My decision was to FREE SSTB, not “use file sharing program Bit Torrent to distribute your animated feature”. I knew that in freeing my work BitTorrents would probably be used to distribute it, but that’s not the point – I don’t personally use most of the distribution channels that get my work out into the world. The point of freeing my work is the audience distributes it for me. Distribution is simply not my problem any more. The audience does it faster, better, further and more effectively than I or any centralized distributor could.

  1. Could you share more about the ethics behind the file sharing movement?

http://questioncopyright.org/how_to_free_your_work

http://blog.ninapaley.com/2013/12/07/make-art-not-law-2/

http://questioncopyright.org/understanding_free_content

http://blog.ninapaley.com/2011/07/09/culture-is-anti-rivalrous/

  1. .  What’s your experienced vantage point on film distribution today? Are makers themselves being asked to carry more of the financial burden? What does the word “independent” mean in relation to film today?

Attention is scarce. Information is not. It’s not your film that’s the precious resource, it’s the audience’s attention. Getting attention is every artist’s problem today, and there’s no magic way to solve it. Freeing my work removes a huge obstacle, but it’s no guarantee of attention. It’s just one step.

  1. Although more film students are now shooting features, most graduate and undergraduate work in still made in short format. Much of your own work has been shorts, including the well-celebrated Minute Memes. How is distribution and marketing different for shorts?

Distribution and marketing is the same for everything I do: Free it, share it, and let the audience do the rest, if they so choose.
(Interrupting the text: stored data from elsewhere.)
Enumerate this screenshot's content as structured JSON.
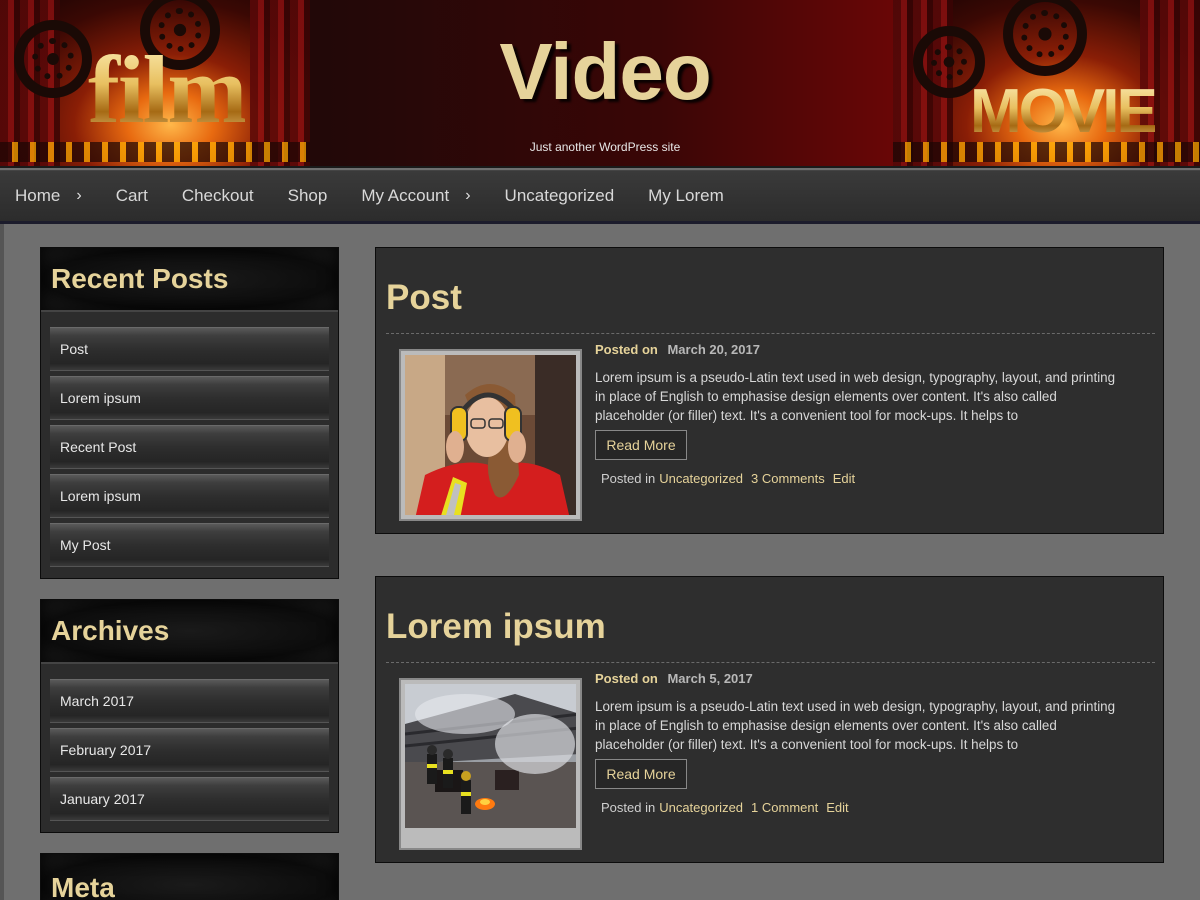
{
  "header": {
    "site_title": "Video",
    "tagline": "Just another WordPress site",
    "banner_left_word": "film",
    "banner_right_word": "MOVIE"
  },
  "nav": {
    "items": [
      {
        "label": "Home",
        "has_submenu": true
      },
      {
        "label": "Cart",
        "has_submenu": false
      },
      {
        "label": "Checkout",
        "has_submenu": false
      },
      {
        "label": "Shop",
        "has_submenu": false
      },
      {
        "label": "My Account",
        "has_submenu": true
      },
      {
        "label": "Uncategorized",
        "has_submenu": false
      },
      {
        "label": "My Lorem",
        "has_submenu": false
      }
    ],
    "submenu_glyph": "›"
  },
  "sidebar": {
    "recent_posts": {
      "title": "Recent Posts",
      "items": [
        "Post",
        "Lorem ipsum",
        "Recent Post",
        "Lorem ipsum",
        "My Post"
      ]
    },
    "archives": {
      "title": "Archives",
      "items": [
        "March 2017",
        "February 2017",
        "January 2017"
      ]
    },
    "meta": {
      "title": "Meta"
    }
  },
  "posts": [
    {
      "title": "Post",
      "posted_on_label": "Posted on",
      "date": "March 20, 2017",
      "excerpt": "Lorem ipsum is a pseudo-Latin text used in web design, typography, layout, and printing in place of English to emphasise design elements over content. It's also called placeholder (or filler) text. It's a convenient tool for mock-ups. It helps to",
      "read_more": "Read More",
      "posted_in_label": "Posted in",
      "category": "Uncategorized",
      "comments": "3 Comments",
      "edit": "Edit",
      "thumbnail": "woman-with-ear-protectors-image"
    },
    {
      "title": "Lorem ipsum",
      "posted_on_label": "Posted on",
      "date": "March 5, 2017",
      "excerpt": "Lorem ipsum is a pseudo-Latin text used in web design, typography, layout, and printing in place of English to emphasise design elements over content. It's also called placeholder (or filler) text. It's a convenient tool for mock-ups. It helps to",
      "read_more": "Read More",
      "posted_in_label": "Posted in",
      "category": "Uncategorized",
      "comments": "1 Comment",
      "edit": "Edit",
      "thumbnail": "firefighters-burning-house-image"
    }
  ],
  "colors": {
    "accent_gold": "#e6d39a",
    "page_bg": "#6f6f6f",
    "panel_bg": "#2e2e2e"
  }
}
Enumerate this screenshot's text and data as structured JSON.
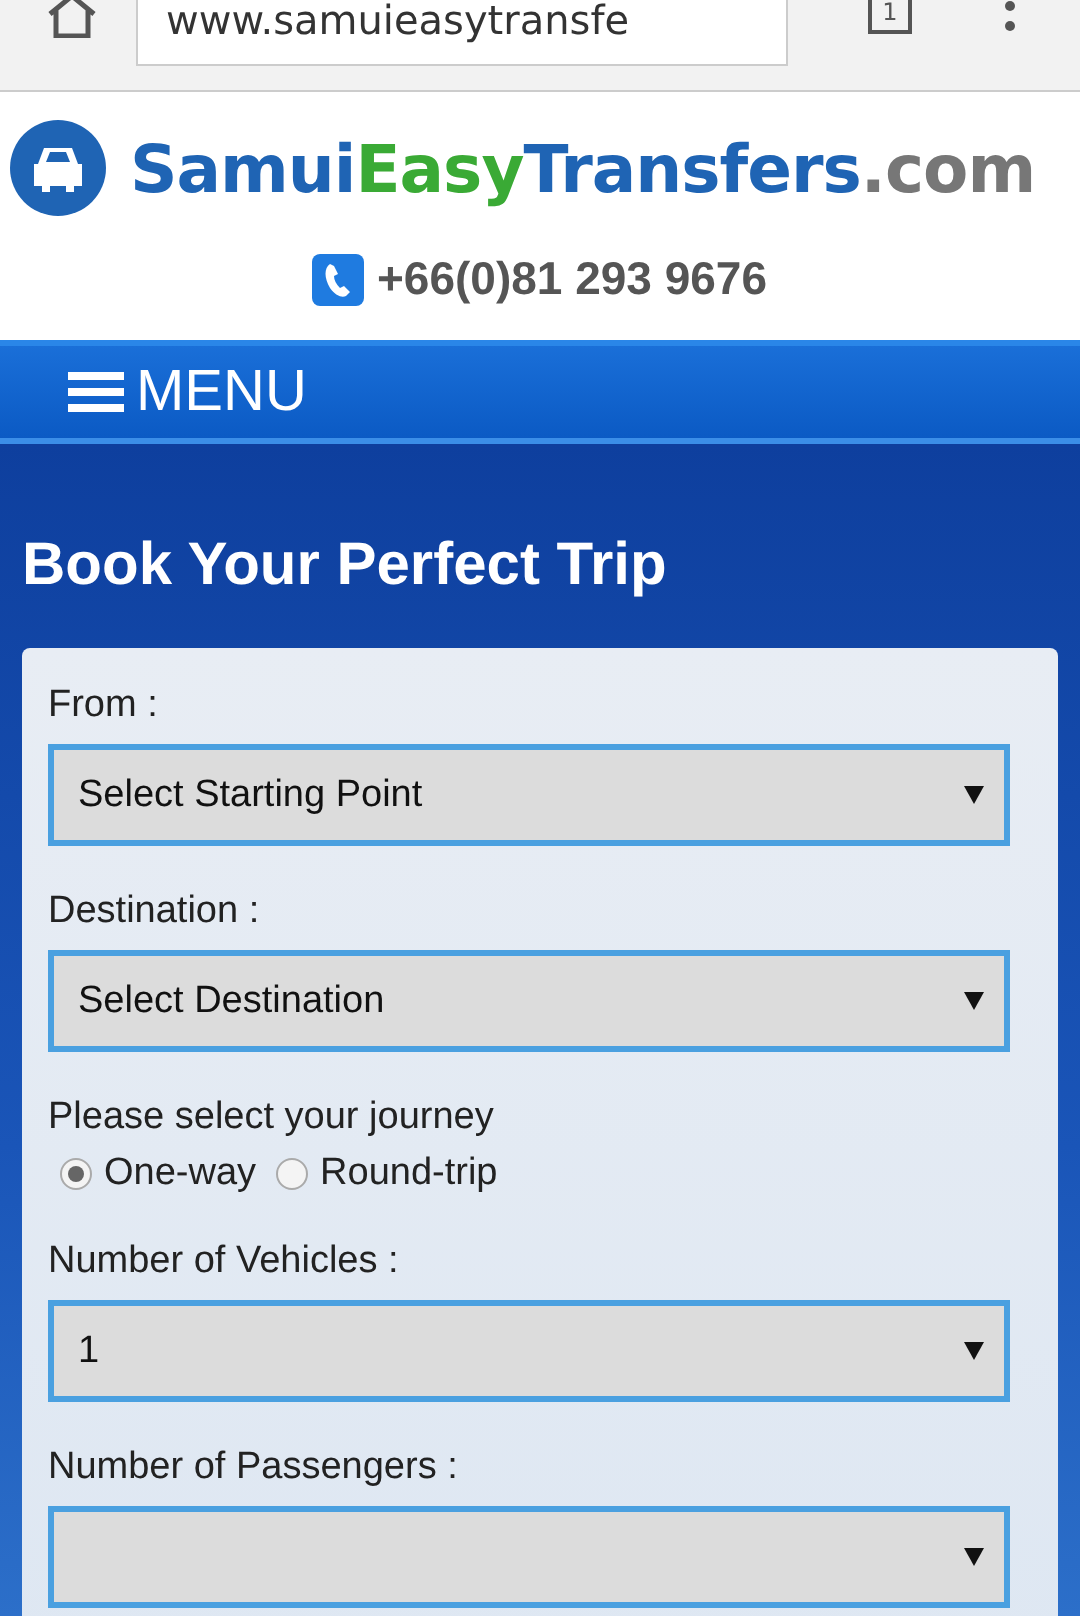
{
  "browser": {
    "url": "www.samuieasytransfe",
    "tab_count": "1"
  },
  "header": {
    "logo_parts": [
      {
        "text": "Samui",
        "color": "#1f64b4"
      },
      {
        "text": "Easy",
        "color": "#3aaa35"
      },
      {
        "text": "Transfers",
        "color": "#1f64b4"
      },
      {
        "text": ".com",
        "color": "#777777"
      }
    ],
    "phone": "+66(0)81 293 9676"
  },
  "menu": {
    "label": "MENU"
  },
  "title": "Book Your Perfect Trip",
  "form": {
    "fields": [
      {
        "kind": "select",
        "label": "From :",
        "value": "Select Starting Point"
      },
      {
        "kind": "select",
        "label": "Destination :",
        "value": "Select Destination"
      },
      {
        "kind": "radio",
        "label": "Please select your journey",
        "options": [
          {
            "label": "One-way",
            "selected": true
          },
          {
            "label": "Round-trip",
            "selected": false
          }
        ]
      },
      {
        "kind": "select",
        "label": "Number of Vehicles :",
        "value": "1"
      },
      {
        "kind": "select",
        "label": "Number of Passengers :"
      }
    ]
  }
}
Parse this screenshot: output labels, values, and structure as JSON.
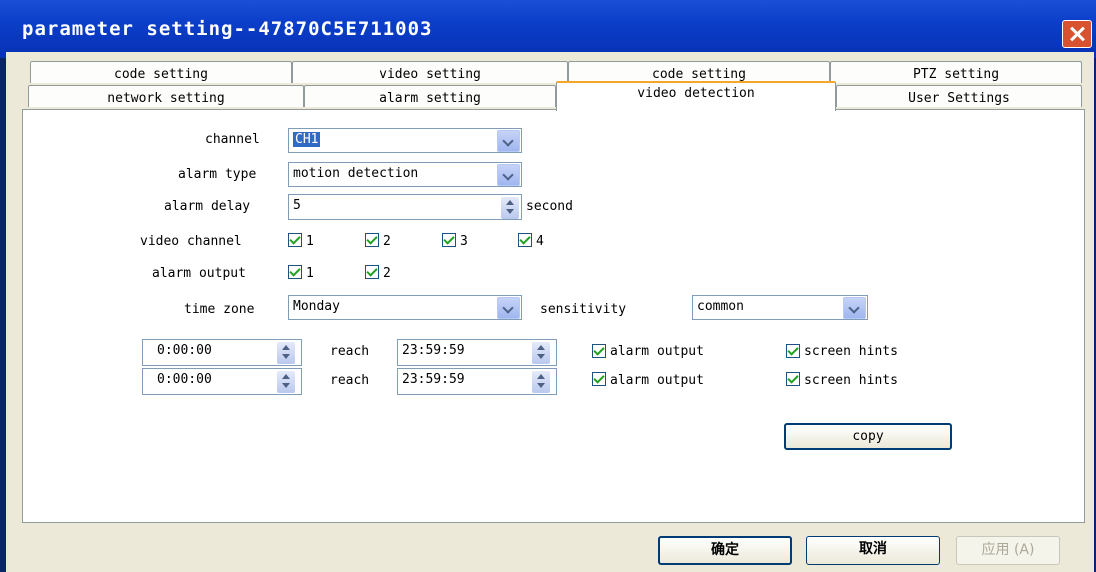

Since a feature requires so much more time and work than a short I will put more time and work into promoting my next feature, when it’s done in a few years. But for me the principles are the same. Again, see http://questioncopyright.org/how_to_free_your_work

  1. Is there any advice you have for film students today?

Well I dropped out of college. And I stopped teaching college because I found most students were more interested in grades than the work itself, which I found kind of depressing. All I care about is the work. That’s all audiences really care about, too.